Will: ‘And that was kind of where things were getting to . . . We had a separate company up there. Money was being funnelled into things . . . It was being funnelled into the house in her name. I trusted her. It’s not like I had an “us” thing. I trusted her. OK, fine, the house needs to be in her name, the bank account needs to be in her name – so on and so forth. So that these things won’t cause an issue all of a sudden, “Well, I want [hand chop motion] to get everything”. . . Keep in mind . . . All I was interested in was making sure that, OK, you guys can still carry on living – and I wanna do the same. I didn’t go through all this and work this hard to wind up trying to find change for a coffee. Yeah, I was manipulating and manoeuvring things so that I could break and move somewhere else.’

He then went on to say that I was complicit in his plan. That what hurt him the most about my book was that I had denied I’d been involved in his plan all along. But then he also said that he got it.
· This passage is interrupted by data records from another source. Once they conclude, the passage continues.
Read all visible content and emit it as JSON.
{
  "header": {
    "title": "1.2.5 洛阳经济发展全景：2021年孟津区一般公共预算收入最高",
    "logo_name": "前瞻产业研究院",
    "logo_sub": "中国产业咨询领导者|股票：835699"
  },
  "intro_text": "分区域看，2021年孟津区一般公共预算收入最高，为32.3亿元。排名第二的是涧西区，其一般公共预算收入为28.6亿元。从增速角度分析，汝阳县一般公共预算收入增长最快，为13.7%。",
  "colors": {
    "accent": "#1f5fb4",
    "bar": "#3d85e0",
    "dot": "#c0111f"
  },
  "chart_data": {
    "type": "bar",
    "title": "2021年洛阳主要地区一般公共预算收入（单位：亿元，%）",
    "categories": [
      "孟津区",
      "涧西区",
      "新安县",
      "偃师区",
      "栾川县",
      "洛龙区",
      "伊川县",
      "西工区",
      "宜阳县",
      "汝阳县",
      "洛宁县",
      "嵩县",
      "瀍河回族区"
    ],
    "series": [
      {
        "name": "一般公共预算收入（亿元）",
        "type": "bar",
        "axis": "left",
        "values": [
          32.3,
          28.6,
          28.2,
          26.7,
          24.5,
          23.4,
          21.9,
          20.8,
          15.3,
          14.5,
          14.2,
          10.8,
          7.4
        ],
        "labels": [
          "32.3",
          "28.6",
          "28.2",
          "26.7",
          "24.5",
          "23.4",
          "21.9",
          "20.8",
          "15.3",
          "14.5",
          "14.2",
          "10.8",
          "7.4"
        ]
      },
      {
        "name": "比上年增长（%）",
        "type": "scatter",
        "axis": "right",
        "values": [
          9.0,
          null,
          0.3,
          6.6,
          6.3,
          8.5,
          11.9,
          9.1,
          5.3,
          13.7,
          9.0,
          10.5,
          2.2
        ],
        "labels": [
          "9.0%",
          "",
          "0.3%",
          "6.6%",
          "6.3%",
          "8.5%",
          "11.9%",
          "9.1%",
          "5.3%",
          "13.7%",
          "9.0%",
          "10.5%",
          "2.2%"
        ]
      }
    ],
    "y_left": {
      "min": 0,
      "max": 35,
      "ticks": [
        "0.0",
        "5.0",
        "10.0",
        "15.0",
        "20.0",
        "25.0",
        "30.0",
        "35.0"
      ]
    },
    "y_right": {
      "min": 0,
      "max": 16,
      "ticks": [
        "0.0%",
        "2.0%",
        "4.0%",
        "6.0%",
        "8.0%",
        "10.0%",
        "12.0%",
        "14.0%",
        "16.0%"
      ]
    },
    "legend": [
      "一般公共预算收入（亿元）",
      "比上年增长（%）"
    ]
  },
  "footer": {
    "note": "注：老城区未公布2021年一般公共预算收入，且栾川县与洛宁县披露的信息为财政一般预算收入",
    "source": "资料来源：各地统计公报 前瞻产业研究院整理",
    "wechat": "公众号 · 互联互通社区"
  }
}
He understood that I had to ‘wave a flag’ to ensure people didn’t think I was involved in his deceptions and had in fact been left lots of money, ‘multiples of seven figures’ as he said before. (I do remember getting phone calls from the other wife asking if I had got money from him, I assume now because he was telling her the same thing. At the time I was distracted by having found out my mother was terminally ill.)

Will: ‘And yeah, [my wife] is nothing if not efficient. She’s like a dog with a bone when she starts something [makes scratching hand action on the table with his fingers]. Start thinking, “OK, you have a job. Where is all the money? [drumming fingers on table] . . . Where’s the rest of the money?” But – she’s waving that flag, and all that just gets swept under the carpet. And I felt, truthfully, I felt outfoxed. I couldn’t see that coming. Couldn’t see that coming. Because there was nothing I had stuffed under a mattress, for me personally. I hadn’t done that. Because it had never crossed my mind. What was under the mattress for me was in that scenario. I had never thought about that – so I thought kinda like, “OK. Learnt your lesson.”

‘And . . . you know – that’s the mess of this – really – underneath all that. It’s always expensive . . .

‘And . . . both of them, despite anything I might say about them, have been the best they can in their own way, given their situation. The money left them, I am assuming it has gone on all the things that it should have gone on. Certainly from [my wife]’s perspective, if nothing, she has always taken excellent care of the children, that is a big thing for her.’

Mischele: ‘She says she is on government assistance now.’

Will: ‘It’s not the same as it is here . . . She is not on welfare. Over there, as a mother with children, you get a certain amount of assistance no matter what. And it doesn’t go to the men, it goes directly to the children. Because they had so much trouble with the men drinking and all that. So it is literally for the children. So let’s just say that she is a master of not, not getting what she should get. How she fares specifically, who knows, how much she makes, whether she is with somebody else [shrugs], I don’t know.’